The Hamilton County Board of Elections is warning approximately 100 persons suspected of voting from false addresses, including about 30 police officers from around the county: fix the problem or be dropped from the voting rolls.
The board voted unanimously Monday morning to send out the letters giving the persons 30 days to register under their correct addresses.
The police officers, for the most part, used their police stations as their voting addresses, according to a board of elections investigation.
The police officers will also be sent a form to allow their home addresses to be redacted from public view. Voter registration information is public record under Ohio law.
Ohio law allows police officers, prosecutors, corrections officers, parole office and firefighters to request that their home addresses be redacted from public view.
Registering to vote under a false address is a felony, punishable by up to one year in prison.

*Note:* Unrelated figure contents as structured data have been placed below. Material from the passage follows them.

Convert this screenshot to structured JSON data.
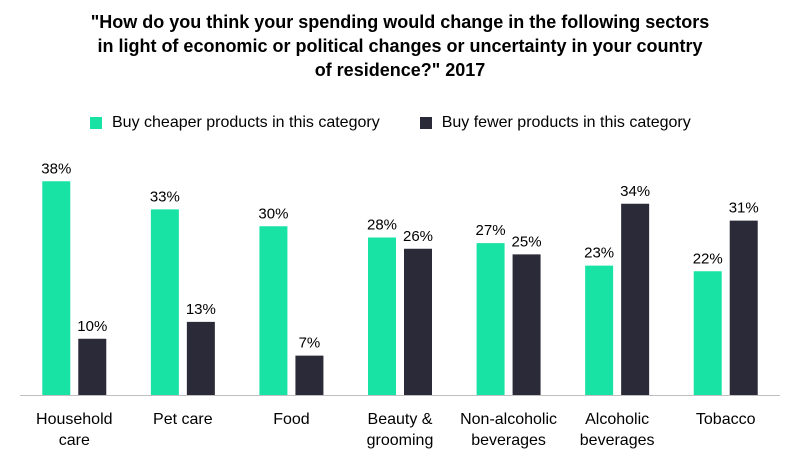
{
  "chart_data": {
    "type": "bar",
    "title_lines": [
      "\"How do you think your spending would change in the following sectors",
      "in light of economic or political changes or uncertainty in your country",
      "of residence?\" 2017"
    ],
    "categories": [
      [
        "Household",
        "care"
      ],
      [
        "Pet care"
      ],
      [
        "Food"
      ],
      [
        "Beauty &",
        "grooming"
      ],
      [
        "Non-alcoholic",
        "beverages"
      ],
      [
        "Alcoholic",
        "beverages"
      ],
      [
        "Tobacco"
      ]
    ],
    "series": [
      {
        "name": "Buy cheaper products in this category",
        "color": "#19e3a4",
        "values": [
          38,
          33,
          30,
          28,
          27,
          23,
          22
        ],
        "labels": [
          "38%",
          "33%",
          "30%",
          "28%",
          "27%",
          "23%",
          "22%"
        ]
      },
      {
        "name": "Buy fewer products in this category",
        "color": "#2a2a38",
        "values": [
          10,
          13,
          7,
          26,
          25,
          34,
          31
        ],
        "labels": [
          "10%",
          "13%",
          "7%",
          "26%",
          "25%",
          "34%",
          "31%"
        ]
      }
    ],
    "ylim": [
      0,
      40
    ],
    "grid": false,
    "legend_position": "top"
  }
}
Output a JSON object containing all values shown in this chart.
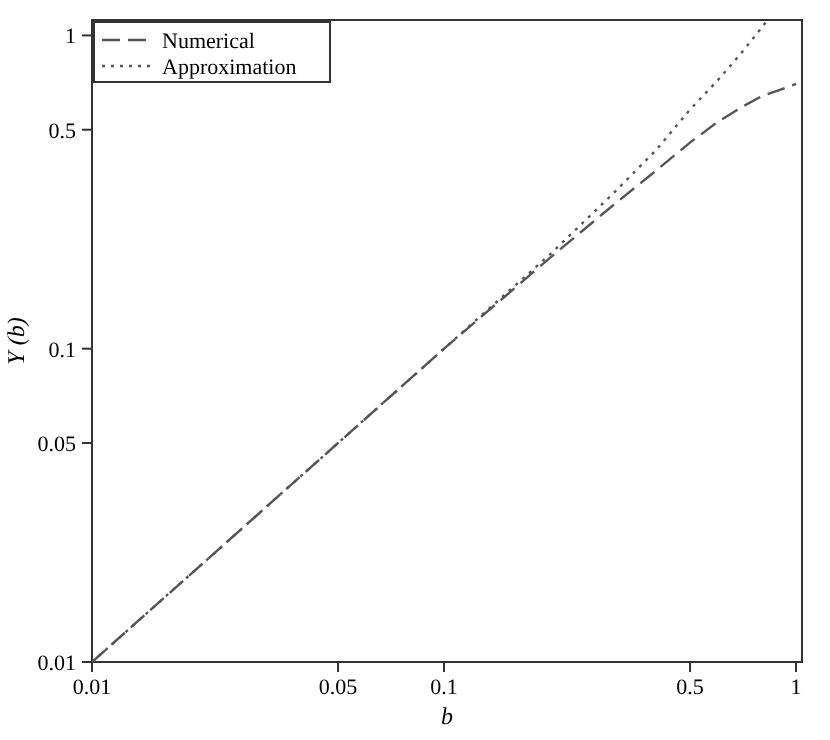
{
  "chart_data": {
    "type": "line",
    "xlabel": "b",
    "ylabel": "Y (b)",
    "log": "xy",
    "xlim": [
      0.01,
      1.04
    ],
    "ylim": [
      0.01,
      1.12
    ],
    "xticks": [
      0.01,
      0.05,
      0.1,
      0.5,
      1
    ],
    "yticks": [
      0.01,
      0.05,
      0.1,
      0.5,
      1
    ],
    "grid": false,
    "legend": "top left",
    "series": [
      {
        "name": "Numerical",
        "color": "#555555",
        "line_style": "dashed",
        "x": [
          0.01,
          0.05,
          0.1,
          0.2,
          0.3,
          0.4,
          0.5,
          0.6,
          0.7,
          0.8,
          0.9,
          1.0
        ],
        "values": [
          0.01,
          0.05,
          0.1,
          0.195,
          0.285,
          0.37,
          0.455,
          0.53,
          0.59,
          0.64,
          0.67,
          0.7
        ]
      },
      {
        "name": "Approximation",
        "color": "#555555",
        "line_style": "dotted",
        "x": [
          0.01,
          0.05,
          0.1,
          0.2,
          0.3,
          0.4,
          0.5,
          0.6,
          0.7,
          0.8,
          0.83
        ],
        "values": [
          0.01,
          0.05,
          0.1,
          0.2,
          0.31,
          0.43,
          0.58,
          0.72,
          0.88,
          1.06,
          1.12
        ]
      }
    ]
  }
}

Among the 85 persons who will receive letters from the board are 22 people who travel almost constantly in recreational vehicles and who have been using the Family Motor Coach Association in Newtown as their voting address. They stop occasionally at the Family Motor Coach Association to have their RVs serviced and, in some cases, to pick up their mail.
The Family Motor Coach Association provided the board with information showing that they warn their customers not to use the Newtown address for voting purposes.
Others receiving letters are people who are using either post office boxes or mail boxes at private companies like UPS as their voting addresses.
Hamilton County elections director Amy Searcy said the board is still investigating another 15 police officers who appear to be using police stations as their voting addresses.
Both the two Republicans and the two Democrats on the board of elections approved sending out the letters.
“I would be in favor of sending letters to those people in these categories to the best addresses we have for them and tell them it is a violation,’’ said Hamilton County elections board chairman Tim Burke, a Democrat. “We give them a period of time to correct their registrations and if they do not do that, we take them off the rolls.”